To enable S3 file uploads, set the following variables:

# Enable S3 uploads
export USE_RAG_S3_UPLOADS=true

# S3 Configuration
export AWS_ACCESS_KEY_ID=your_access_key
export AWS_SECRET_ACCESS_KEY=your_secret_key
export RAG_UPLOADS_S3_BUCKET=your_bucket_name
export RAG_UPLOADS_S3_REGION=your_region

4. URL Scraping

To enable URL scraping, set the following variables:

# Enable URL scraping
export USE_RAG_SCRAPING=true

# Firecrawl API key for web scraping
export FIRECRAWL_API_KEY=your_firecrawl_api_key

File Parsing Options

Default Parsing (OpenAI)

By default, uploaded PDF files are parsed using gpt-4o. You can customize this by setting the following:

# Override the default parsing model
export FILE_PARSING_MODEL=your-preferred-model

You can also change the model provider like so:

# Optional: Override the parsing provider settings
export FILE_PARSING_PROVIDER_BASE_URL=your-provider-base-url
export FILE_PARSING_PROVIDER_API_KEY=your-provider-api-key

Using Gemini for File Parsing

To use Google's Gemini model for parsing uploaded PDFs, set the following variable:

# Enable Gemini for file parsing
export USE_GEMINI_FILE_PARSING=true
export GOOGLE_API_KEY=your_google_api_key

Embedding Model options

By default, Rowboat uses OpenAI's text-embedding-3-small model for generating embeddings.
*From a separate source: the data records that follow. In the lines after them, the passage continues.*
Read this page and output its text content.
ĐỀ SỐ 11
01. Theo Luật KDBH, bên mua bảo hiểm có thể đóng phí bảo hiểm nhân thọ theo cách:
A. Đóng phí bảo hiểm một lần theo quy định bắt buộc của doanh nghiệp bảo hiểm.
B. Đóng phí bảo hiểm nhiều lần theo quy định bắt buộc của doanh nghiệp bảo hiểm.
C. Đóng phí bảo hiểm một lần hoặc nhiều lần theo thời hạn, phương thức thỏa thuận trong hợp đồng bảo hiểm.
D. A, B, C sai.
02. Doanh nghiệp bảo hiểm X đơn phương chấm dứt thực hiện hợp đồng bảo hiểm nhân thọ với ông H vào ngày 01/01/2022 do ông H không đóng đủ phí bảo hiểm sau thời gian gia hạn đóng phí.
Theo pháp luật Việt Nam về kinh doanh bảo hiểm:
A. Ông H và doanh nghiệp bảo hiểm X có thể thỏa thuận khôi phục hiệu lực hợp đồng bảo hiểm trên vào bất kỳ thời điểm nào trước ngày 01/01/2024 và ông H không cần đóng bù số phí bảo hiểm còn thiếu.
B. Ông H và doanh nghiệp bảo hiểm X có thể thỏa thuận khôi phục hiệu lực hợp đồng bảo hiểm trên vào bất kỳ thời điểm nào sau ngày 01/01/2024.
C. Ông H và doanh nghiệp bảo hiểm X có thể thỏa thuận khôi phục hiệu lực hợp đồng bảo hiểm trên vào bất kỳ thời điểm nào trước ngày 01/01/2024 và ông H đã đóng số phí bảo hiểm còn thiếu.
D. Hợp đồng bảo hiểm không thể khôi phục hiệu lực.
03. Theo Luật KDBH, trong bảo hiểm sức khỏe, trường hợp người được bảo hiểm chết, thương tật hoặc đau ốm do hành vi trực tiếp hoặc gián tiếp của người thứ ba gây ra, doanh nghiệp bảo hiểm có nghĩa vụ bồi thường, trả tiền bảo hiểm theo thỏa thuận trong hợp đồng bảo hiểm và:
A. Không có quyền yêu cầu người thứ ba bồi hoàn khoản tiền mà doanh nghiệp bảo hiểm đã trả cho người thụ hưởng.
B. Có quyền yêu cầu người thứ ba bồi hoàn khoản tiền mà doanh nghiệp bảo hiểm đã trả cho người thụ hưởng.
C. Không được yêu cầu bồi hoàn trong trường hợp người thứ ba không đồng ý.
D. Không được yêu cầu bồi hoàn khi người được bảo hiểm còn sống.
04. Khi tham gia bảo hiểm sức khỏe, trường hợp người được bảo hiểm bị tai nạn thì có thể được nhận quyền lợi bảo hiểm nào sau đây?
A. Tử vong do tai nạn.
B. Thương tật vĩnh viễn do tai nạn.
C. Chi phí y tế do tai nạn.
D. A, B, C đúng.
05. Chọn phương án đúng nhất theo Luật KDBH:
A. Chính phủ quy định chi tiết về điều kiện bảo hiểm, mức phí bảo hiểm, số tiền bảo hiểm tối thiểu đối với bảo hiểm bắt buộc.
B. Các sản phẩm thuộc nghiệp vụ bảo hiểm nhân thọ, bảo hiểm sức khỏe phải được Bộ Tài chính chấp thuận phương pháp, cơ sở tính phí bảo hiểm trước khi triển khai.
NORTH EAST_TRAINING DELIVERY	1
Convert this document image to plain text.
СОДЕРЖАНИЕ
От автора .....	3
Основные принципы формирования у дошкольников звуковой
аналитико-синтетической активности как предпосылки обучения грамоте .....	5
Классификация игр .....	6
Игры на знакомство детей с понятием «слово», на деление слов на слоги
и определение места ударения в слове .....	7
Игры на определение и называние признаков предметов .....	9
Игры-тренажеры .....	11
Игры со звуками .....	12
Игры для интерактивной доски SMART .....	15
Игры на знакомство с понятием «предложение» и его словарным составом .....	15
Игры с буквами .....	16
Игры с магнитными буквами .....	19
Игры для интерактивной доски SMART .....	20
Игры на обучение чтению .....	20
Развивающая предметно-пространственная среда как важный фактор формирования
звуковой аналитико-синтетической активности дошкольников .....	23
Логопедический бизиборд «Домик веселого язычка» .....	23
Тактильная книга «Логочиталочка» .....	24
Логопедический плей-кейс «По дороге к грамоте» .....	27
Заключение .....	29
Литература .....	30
You can customize this by setting the following:

# Override the default embedding model
export EMBEDDING_MODEL=your-preferred-model
export EMBEDDING_VECTOR_SIZE=1536

Important NOTE

The default size for the vectors index is 1536. If you change this value, then you must delete the index and set it up again:

docker-compose --profile delete_qdrant --profile qdrant up --build delete_qdrant qdrant

followed by:

./start # this will recreate the index

You can also change the model provider like so:

# Optional: Override the embedding provider settings
export EMBEDDING_PROVIDER_BASE_URL=your-provider-base-url
export EMBEDDING_PROVIDER_API_KEY=your-provider-api-key

If you don't specify the provider settings, Rowboat will use OpenAI as the default provider.